Le trafic illégal de faune en Amérique latine menace 800 000 œufs de psittacidés et des espèces comme les perroquets et les jaguars

Le commerce illégal de faune sauvage en Amérique latine atteint des niveaux alarmants, poussé par la demande croissante d’animaux exotiques et l’utilisation d’internet comme canal de vente. Ce phénomène met en danger de nombreuses espèces et alimente l’une des activités criminelles les plus lucratives au niveau mondial.

Menace pour les perroquets, jaguars et reptiles

Dans le cadre de la Journée internationale contre le trafic illégal de faune, l’Association latino-américaine des parcs zoologiques et aquariums (ALPZA) a lancé une campagne pour sensibiliser aux dommages de cette activité illicite et promouvoir la collaboration entre organisations et citoyens.

L’ALPZA souligne le commerce croissant d’animaux via des plateformes numériques, ce qui nécessite une réponse coordonnée pour protéger les espèces en danger de disparition.

Les organisations criminelles dévastent la biodiversité dans la région. Le vol systématique de nids d’oiseaux exotiques comme les perroquets et les aras alimente un marché noir qui menace la faune indigène d’extinction.

L’environnement numérique facilite ce commerce clandestin, transformant les réseaux sociaux en vitrines mondiales pour les mafias qui trafiquent des espèces protégées, blanchissant de l’argent et commettant d’autres délits.

Chaque année, on estime qu’entre 400 000 et 800 000 œufs de psittacidés sont pillés en Amérique latine pour alimenter le marché illégal des animaux de compagnie, impactant sévèrement des populations déjà vulnérables.

Selon l’ALPZA, le trafic illégal de faune est l’une des plus grandes menaces pour la conservation des oiseaux, reptiles, amphibiens et mammifères, dont l’avenir est compromis par l’exploitation commerciale.

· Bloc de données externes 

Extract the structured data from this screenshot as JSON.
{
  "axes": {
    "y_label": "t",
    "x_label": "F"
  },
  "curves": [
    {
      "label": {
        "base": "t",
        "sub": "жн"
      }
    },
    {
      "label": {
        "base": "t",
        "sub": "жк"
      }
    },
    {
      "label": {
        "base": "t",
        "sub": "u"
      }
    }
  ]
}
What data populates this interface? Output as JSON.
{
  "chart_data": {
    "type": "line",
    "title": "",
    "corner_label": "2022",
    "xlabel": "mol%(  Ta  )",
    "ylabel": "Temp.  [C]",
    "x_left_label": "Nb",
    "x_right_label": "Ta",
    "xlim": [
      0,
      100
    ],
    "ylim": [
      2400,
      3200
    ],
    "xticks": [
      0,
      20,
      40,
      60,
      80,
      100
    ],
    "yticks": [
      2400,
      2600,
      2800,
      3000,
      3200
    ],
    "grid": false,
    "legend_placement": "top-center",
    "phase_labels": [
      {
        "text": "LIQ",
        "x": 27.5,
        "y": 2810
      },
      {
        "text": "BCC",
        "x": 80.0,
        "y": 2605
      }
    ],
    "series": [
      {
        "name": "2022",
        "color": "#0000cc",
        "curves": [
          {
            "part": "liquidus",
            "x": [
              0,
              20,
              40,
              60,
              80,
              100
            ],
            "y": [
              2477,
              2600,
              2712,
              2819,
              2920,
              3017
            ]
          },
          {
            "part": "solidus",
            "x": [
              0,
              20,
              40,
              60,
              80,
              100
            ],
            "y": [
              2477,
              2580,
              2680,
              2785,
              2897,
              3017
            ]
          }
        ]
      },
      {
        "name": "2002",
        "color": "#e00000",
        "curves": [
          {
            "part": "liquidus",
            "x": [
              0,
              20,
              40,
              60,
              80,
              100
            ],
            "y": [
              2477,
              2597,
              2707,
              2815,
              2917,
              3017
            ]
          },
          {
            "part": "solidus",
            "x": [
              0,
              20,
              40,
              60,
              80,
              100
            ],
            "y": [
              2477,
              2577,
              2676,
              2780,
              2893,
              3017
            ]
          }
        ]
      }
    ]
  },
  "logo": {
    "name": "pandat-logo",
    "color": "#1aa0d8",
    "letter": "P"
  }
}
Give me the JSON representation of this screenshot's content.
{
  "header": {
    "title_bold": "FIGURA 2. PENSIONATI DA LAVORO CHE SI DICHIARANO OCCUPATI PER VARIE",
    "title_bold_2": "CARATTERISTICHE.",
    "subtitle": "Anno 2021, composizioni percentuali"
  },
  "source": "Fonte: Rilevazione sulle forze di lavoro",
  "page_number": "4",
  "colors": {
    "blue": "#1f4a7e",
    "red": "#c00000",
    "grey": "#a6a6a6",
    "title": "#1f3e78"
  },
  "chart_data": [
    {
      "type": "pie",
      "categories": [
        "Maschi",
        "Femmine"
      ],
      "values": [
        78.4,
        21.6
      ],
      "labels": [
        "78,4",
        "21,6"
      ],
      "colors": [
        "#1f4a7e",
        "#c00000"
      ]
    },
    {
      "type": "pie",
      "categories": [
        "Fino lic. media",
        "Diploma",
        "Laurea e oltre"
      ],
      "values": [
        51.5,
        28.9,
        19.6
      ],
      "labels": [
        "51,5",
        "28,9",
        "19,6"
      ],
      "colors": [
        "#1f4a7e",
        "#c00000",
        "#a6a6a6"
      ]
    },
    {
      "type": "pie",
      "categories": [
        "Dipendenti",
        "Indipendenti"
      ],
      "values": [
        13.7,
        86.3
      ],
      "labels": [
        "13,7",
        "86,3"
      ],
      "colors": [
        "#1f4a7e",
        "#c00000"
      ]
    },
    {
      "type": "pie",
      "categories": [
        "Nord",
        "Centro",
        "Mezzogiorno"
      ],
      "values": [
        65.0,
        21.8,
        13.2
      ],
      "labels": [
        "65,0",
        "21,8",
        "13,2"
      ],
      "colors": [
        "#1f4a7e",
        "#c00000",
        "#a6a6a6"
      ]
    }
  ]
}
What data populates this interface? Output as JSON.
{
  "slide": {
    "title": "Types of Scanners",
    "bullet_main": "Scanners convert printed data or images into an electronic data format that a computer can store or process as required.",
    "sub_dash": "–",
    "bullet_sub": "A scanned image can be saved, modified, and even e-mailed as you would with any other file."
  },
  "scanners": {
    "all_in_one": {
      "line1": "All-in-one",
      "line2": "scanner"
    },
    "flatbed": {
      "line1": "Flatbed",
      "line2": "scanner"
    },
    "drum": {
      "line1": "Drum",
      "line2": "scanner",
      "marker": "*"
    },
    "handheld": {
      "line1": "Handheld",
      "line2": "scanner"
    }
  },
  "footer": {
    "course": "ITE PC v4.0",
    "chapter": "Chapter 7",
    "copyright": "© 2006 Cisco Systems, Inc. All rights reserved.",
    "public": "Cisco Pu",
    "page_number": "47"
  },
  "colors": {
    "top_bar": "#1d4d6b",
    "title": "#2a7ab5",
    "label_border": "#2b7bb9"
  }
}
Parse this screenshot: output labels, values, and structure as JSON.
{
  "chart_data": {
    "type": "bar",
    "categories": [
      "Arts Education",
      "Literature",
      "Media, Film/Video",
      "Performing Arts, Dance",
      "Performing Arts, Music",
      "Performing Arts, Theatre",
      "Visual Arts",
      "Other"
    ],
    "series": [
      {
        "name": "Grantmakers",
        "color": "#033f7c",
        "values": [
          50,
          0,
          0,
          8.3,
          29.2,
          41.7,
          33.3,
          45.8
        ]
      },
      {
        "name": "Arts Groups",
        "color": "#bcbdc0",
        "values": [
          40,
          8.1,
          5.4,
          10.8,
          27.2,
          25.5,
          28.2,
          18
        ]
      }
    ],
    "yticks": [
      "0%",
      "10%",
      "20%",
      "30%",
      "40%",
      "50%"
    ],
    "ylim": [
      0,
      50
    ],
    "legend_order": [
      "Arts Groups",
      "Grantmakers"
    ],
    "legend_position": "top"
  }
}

Ce commerce illégal occupe la quatrième place parmi les activités criminelles les plus lucratives au monde, générant entre 7 et 10 milliards de dollars par an, et dépassant les 20 milliards lorsqu’on inclut l’exploitation forestière et la pêche illégales.

La campagne de l’ALPZA avertit que les plateformes numériques sont un canal clé pour la vente d’animaux sauvages capturés dans la nature.

Le trafic a évolué vers des marchés plus difficiles à contrôler, où la vente d’espèces protégées se diffuse rapidement à des acheteurs internationaux.

Renforcer la surveillance de ces canaux et augmenter la coopération entre gouvernements, plateformes technologiques et forces de sécurité est prioritaire pour combattre ce commerce.

Le rapport souligne la connexion entre ce délit et d’autres activités criminelles comme le trafic de drogue, le trafic d’armes et le blanchiment d’argent, augmentant son impact mondial.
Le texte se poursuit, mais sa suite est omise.